Otherwise, Biden is following the Obama administration’s playbook of avoiding friction with Iran and involvement in its internal affairs in order to conclude an arms-control agreement with Tehran, while criticizing our Arab allies’ behavior.
As one of us wrote years ago, the United States should finally adopt an Iranian strategy of “regime collapse.” Not a US-directed war of “regime change,” such as America executed in Iraq and Afghanistan, but a comprehensive, long-term strategy that heightens pressure on Tehran to exacerbate the regime’s domestic tensions so that it eventually collapses from within.
First, Washington should accelerate the political decomposition process already underway in Iran and do nothing to slow it down. Most immediately, that means supporting regime opponents through vigorous public support, help organizing and access to the Internet.
Second, it should do nothing to strengthen the regime. That translates to immediately ceasing the pointless negotiations toward a disastrous nuclear deal. Just resuming negotiations would signal American legitimation of an Iranian regime that oppresses women and jails, tortures and kills its people, thereby demoralizing protesters on the streets challenging the regime.
Concluding a deal would further strengthen the regime, by offering it an economic lifeline of hundreds of billions of dollars through access to frozen accounts and export of more oil. Also, within eight years, a revived nuclear deal would pave the way to an internationally endorsed nuclear Iran, giving the regime great immunity to outside pressure.
Third, the United States should pursue a “rollback” policy that deters further nuclear advances, weakens Iran’s power-projection capabilities and evicts its forces and proxies from around the region. Rollback itself is a significant goal, and it will raise the costs of the Tehran regime’s external aggression, accelerating its demise.
The most impactful form of a rollback would be a US operation that destroys Iran’s nuclear program. This, for a time, would eliminate a major rising threat to the American homeland and deliver a punishing blow to the Tehran regime’s political legitimacy, undermining its durability.

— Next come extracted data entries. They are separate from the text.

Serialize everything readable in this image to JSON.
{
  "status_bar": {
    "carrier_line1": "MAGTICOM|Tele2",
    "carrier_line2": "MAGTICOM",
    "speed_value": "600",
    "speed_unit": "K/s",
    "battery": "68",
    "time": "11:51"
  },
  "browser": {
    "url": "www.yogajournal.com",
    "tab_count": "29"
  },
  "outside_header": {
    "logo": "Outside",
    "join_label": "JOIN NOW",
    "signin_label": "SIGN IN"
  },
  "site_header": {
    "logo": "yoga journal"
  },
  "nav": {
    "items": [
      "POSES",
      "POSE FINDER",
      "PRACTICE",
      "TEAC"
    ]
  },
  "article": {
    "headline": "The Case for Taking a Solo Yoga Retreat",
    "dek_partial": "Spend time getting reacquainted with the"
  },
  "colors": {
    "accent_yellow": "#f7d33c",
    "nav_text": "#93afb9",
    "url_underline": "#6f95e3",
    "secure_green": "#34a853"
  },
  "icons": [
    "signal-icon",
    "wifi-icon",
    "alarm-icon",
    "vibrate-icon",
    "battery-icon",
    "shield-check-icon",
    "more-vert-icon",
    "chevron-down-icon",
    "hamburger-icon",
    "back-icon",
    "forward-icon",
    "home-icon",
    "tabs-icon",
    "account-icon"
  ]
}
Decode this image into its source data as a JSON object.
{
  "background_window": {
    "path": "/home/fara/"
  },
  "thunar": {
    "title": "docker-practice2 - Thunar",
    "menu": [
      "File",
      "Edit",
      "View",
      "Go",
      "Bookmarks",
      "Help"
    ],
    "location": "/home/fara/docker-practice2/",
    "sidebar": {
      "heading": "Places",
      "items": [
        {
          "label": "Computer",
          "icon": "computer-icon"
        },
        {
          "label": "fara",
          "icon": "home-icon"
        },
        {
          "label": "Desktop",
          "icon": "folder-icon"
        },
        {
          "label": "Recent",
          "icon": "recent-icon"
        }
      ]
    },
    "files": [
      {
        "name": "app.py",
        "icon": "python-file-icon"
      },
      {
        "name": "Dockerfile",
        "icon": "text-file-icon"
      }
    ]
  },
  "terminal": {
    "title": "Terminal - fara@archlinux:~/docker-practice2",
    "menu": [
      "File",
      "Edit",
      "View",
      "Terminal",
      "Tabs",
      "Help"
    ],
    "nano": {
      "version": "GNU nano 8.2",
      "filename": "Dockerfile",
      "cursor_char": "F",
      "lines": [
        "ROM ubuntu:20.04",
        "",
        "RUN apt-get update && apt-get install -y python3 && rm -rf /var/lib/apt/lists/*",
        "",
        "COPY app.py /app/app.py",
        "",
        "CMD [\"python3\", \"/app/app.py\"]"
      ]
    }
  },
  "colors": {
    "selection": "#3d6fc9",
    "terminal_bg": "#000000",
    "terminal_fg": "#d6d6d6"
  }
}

The Biden administration, and many Republicans, have no appetite for such a military campaign. But Israel does, and it has the more pressing motivation to strike. So, Washington should expedite delivery to Israel of the military tools needed to defang Iran’s nuclear program. It should also support Israeli and Saudi efforts to roll back the Iranian presence in Syria, Lebanon and Yemen. Supporting capable allies without using US troops is one of the easiest and lowest-cost ways to weaken the Tehran regime, which is heavily overextended in the region.
A regime-collapse strategy is not historically radical. It is in line with America’s deterrence/containment strategy in the Cold War, as outlined in the late 1940s by George Kennan, and implemented over the years, including by President Ronald Reagan.
Except that when Kennan spelled out his vision, the Soviet Union was ascendant, and when Reagan came to office, Soviet collapse still seemed distant. By contrast, Iran today is obviously in an advanced stage of decline, though the time between collapsing and collapse is unknowable.
In 1949, Winston Churchill presciently predicted about communist governments: “The soul of man thus held in trance or frozen in a long night can be awakened by a spark coming from God knows where and in a moment the whole structure of lies and oppression is on trial for its life.” One cannot know when that spark arrives in Iran — perhaps it has already — but now is the time to intensify pressure on the regime, roll back its footprint and ability to threaten and hasten its collapse.
Michael Makovsky, a former Pentagon official, is president and CEO of the Jewish Institute for National Security of America. Blaise Misztal is JINSA’s vice president of policy.